Mesajı Okuyun
Old 06-10-2010, 11:22   #2
Av.Suat Ergin

 
Varsayılan

Alıntı:
Yazan urla
Müdafilik yaptığım bir dosyada, sair gözaltı işlemleri ve ifadelerin alınmasının ardından canlı teşhis odasına sokulan şüphelilerin, olay yerinde görevli kolluk tarafından teşhis edilmesi yoluna gidilmiş, (başkaca tanık bulunmamaktadır.) kolluk görevliside teşhiste, atılı suçu gerçekleştirirken şüphelileri çok net gördüğünü ve ayrıca daha önceden şüphelileri çok iyi tanıdığını belirtmiştir.Hatta şüphelilerin yaptığı her hareketi ayrıntılı olarak belirtmiştir.İş bu delilden ötürü şüpheliler tutuklanmışlardır (başkaca delil yoktur). Atılı suçu işlediği iddia olunan ve kolluk görevlisi tarafından çok emin bir şekilde teşhis edilen ve tutanağa adım adım yaptığı her hareketi not düşülen şüphelilerden biri suçun işlendiği saatte olay mahallinden 700 km uzaktadır ve bir düğünde kah oynamakta, kah limonata içmektedir.Hatta o saatlerde başka bir şehirde olan şüphelinin, elebaşı olduğuda belirtilmiştir.Düğün cd'lerinde net bir şekilde görülen şüpheli, bu delilin dosyaya hemen sunmamıza rağmen 2 ay sonra! tahliye edilmiştir. Ancak diğer şüpheli için değişen hiç birşey olmamış, hala aynı teşhis tutanaklarına dayanılarak tutukluluğunun devamına karar verilmiştir.Sayın meslektaşlarıma sorum şudur; diğer şüphelinin tek suçu o saatte herhangi bir kameranın görüş alanında olmaması yada bir düğüne katılmış olmaması mıdır? Subjektif olduğu aşikar olan bir teşhisle, tutukluluğun devamına karar verilmesi ve itirazlarımızın itibar görmemesi, gerçekten bir hukukçu olarak beni çok rahatsız ediyor... Konuyla ilgili Yüksek yargı kararı paylaşabilecek yada görüş bildirecek meslektaşım varsa çok sevinirim.Saygılarımla.


DGM'ler şeklen kaldırılmasına rağmen, yerini alan Özel Ağır Ceza Mahkemelerinin, aynı mantıkla görev yapmaları anlaşılır değil. Fezlekeye "kesin delil" uygulaması sona erdiğinde hukuk devleti olma yolunda önemli bir adım daha atılacaktır. Hatta bizzat yaşadığım olaylarda şüpheli/lerin ifadesi yanımda alınmasına rağmen, ifadede yer almayan kendisine atıfta bulunulan fezlekeler nedeniyle aylarca tutuklu kalan sanıklar da oldu.

Diğer şüphelinin olay anında birlikte olduğu birileri de yok mu?

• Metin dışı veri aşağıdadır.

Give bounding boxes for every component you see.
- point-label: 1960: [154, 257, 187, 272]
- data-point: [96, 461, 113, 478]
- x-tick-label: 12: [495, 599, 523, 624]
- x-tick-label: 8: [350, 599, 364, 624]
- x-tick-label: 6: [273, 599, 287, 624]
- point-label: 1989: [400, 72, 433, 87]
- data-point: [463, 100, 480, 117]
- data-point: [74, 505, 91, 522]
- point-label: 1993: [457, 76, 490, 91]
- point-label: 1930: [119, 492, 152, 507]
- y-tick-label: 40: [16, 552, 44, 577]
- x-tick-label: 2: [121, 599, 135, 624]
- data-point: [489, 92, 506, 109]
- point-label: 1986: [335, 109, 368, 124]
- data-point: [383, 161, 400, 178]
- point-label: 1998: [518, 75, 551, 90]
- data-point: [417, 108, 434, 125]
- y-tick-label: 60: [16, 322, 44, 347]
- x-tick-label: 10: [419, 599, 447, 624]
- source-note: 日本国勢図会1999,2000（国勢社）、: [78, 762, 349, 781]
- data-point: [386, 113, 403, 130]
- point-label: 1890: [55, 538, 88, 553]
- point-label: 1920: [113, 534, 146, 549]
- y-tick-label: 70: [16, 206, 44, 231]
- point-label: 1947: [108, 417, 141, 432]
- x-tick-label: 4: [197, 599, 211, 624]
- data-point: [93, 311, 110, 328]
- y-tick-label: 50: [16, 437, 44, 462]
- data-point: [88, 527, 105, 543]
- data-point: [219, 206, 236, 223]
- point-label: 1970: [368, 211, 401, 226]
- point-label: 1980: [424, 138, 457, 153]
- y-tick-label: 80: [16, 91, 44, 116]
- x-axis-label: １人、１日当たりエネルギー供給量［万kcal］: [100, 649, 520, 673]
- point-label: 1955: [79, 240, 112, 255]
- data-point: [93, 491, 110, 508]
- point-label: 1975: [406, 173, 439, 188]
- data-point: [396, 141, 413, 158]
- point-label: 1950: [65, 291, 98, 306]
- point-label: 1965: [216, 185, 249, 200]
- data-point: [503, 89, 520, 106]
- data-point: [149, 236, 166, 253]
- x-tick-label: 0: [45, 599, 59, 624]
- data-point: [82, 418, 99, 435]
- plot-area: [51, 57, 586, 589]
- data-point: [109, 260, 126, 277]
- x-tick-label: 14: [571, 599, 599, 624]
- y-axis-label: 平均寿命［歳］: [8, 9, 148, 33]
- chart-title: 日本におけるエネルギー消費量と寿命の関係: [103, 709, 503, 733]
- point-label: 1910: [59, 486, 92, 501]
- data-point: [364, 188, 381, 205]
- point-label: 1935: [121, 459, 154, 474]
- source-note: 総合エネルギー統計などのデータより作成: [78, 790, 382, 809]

Onları tanık olarak dinletseniz... Bana göre, olay sırasında 700 km. uzakta olduğu kanıtlanmış birinci şüpheli için de "kesin" olarak teşhiste bulunan polislerin tuttuğu tutanak da hukuki değerini yitirmiştir. Tutuklu olanın da derhal tahliye edilmesi gerekmektedir. Ama bunu fezlekeye çok fazla itibar eden hakimlere nasıl anlatacaksınız?